There used to be more research and debate on the negative effects of labour resistance on economic development, but that topic has been crowded out by the intense focus on inequality of recent years. There now prevails a quiet presumption that labour movements have made only positive and large contributions to the historical rise in living standards.
So I illustrate the relevance of labour relations to economic development through the contrasting fortunes of India’s and Japan’s cotton textile industries in the interwar period, with some glimpses of Lancashire, the USA, interwar Shanghai, etc.
TL;DR version: At the beginning of the 20th century, the Indian and the Japanese textile industries had similar levels of wages and productivity, and both were exporting to global markets. But by the 1930s, Japan had surpassed the UK to become the world’s dominant exporter of textiles; while the Indian industry withdrew behind the tariff protection of the British Raj. Technology, human capital, and industrial policy were minor determinants of this divergence, or at least they mattered conditional on labour relations.
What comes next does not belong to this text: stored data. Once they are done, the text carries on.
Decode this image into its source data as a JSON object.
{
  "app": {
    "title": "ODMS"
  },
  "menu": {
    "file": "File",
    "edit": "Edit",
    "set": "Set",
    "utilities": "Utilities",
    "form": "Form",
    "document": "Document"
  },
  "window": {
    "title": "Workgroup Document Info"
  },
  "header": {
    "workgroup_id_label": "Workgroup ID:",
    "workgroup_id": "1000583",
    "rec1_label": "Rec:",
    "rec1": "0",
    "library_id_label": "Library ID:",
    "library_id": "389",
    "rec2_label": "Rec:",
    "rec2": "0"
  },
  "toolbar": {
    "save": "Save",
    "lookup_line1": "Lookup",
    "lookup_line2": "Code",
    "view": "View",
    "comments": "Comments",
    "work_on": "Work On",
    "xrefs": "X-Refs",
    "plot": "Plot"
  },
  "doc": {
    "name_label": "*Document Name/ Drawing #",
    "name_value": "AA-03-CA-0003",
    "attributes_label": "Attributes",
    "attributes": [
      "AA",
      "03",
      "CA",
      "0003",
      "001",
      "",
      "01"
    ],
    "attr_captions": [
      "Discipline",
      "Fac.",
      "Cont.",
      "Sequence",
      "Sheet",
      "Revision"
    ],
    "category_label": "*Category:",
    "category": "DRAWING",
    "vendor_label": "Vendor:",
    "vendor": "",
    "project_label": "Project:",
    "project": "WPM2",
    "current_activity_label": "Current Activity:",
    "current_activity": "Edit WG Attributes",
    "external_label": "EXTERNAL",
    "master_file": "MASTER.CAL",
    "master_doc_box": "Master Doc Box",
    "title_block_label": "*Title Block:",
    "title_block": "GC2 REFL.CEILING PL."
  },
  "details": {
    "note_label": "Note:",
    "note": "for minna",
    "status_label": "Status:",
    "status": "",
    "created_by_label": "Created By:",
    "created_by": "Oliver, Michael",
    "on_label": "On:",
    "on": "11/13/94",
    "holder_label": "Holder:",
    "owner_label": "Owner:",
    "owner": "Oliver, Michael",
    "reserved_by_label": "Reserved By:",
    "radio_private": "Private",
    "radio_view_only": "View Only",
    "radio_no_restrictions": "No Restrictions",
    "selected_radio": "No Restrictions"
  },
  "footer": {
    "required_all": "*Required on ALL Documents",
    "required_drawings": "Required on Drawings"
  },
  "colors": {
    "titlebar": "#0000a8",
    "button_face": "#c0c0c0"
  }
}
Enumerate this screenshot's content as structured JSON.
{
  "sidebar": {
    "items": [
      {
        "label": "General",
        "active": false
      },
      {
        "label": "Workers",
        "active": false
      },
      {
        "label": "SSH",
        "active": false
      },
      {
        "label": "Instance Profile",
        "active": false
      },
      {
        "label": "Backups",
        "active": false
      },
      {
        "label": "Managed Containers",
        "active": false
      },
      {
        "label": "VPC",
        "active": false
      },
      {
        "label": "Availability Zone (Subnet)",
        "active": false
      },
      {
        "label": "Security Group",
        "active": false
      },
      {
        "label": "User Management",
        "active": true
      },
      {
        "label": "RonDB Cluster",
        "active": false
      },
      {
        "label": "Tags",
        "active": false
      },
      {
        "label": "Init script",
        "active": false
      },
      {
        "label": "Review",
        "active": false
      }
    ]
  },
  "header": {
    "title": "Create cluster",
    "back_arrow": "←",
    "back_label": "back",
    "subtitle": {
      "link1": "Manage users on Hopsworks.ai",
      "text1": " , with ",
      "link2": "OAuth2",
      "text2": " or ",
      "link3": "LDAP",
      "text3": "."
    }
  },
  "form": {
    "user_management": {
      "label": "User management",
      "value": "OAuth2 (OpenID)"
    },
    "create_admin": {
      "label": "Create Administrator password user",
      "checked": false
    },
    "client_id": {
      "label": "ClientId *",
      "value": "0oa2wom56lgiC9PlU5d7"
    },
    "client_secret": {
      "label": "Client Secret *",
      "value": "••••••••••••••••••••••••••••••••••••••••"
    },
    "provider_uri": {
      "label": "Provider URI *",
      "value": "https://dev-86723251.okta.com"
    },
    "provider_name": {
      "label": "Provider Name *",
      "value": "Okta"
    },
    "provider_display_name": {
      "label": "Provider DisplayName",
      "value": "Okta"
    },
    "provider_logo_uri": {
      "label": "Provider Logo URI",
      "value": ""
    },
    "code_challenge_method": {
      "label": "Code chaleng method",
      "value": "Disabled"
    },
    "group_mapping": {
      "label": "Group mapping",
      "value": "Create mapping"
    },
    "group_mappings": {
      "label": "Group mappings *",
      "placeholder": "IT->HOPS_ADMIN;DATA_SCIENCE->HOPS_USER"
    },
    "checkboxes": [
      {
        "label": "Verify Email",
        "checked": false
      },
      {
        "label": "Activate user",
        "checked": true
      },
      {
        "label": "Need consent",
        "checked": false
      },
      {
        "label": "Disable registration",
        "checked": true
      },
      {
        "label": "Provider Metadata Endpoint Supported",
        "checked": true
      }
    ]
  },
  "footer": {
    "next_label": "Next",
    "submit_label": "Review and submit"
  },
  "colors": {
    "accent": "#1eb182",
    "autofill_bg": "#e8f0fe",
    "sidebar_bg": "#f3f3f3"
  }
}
Indian textile mills were obstructed by militant workers who defended employment levels, resisted productivity-enhancing measures, and demanded high wages relative to effort. But Japanese mills suppressed strikes and busted unions; extracted from workers much greater effort for a given increase in wages; and imposed technical & organisational changes at will. The bargaining position of workers was much weaker in Japan than in India, because Japan had a true “surplus labour” economy with a large number of workers ‘released’ from agriculture into industry. But late colonial India was rather ‘Gerschenkronian’, where employers’ options were more limited by a relatively inelastic supply of labour.
The state also mattered. The British Raj did little to restrain on behalf of Indian capitalists the exercise of monopoly power by Indian workers. Britain had neither the incentive, nor the stomach, nor the legitimacy to do much about it. But a key element of the industrial policy of the pre-war Japanese state was repression of the labour movement.
Note: By “labour repression” I do not mean coercing workers, or suppressing wage levels, but actions which restrain the effects of worker combinations.
Nor am I saying unions are bad! I’ve written before that unions in Germany are great.
Also, I do not claim this post has any relevance for today’s developed countries. It’s mainly about labour-intensive manufacturing in historical industrialisation or in today’s developing countries.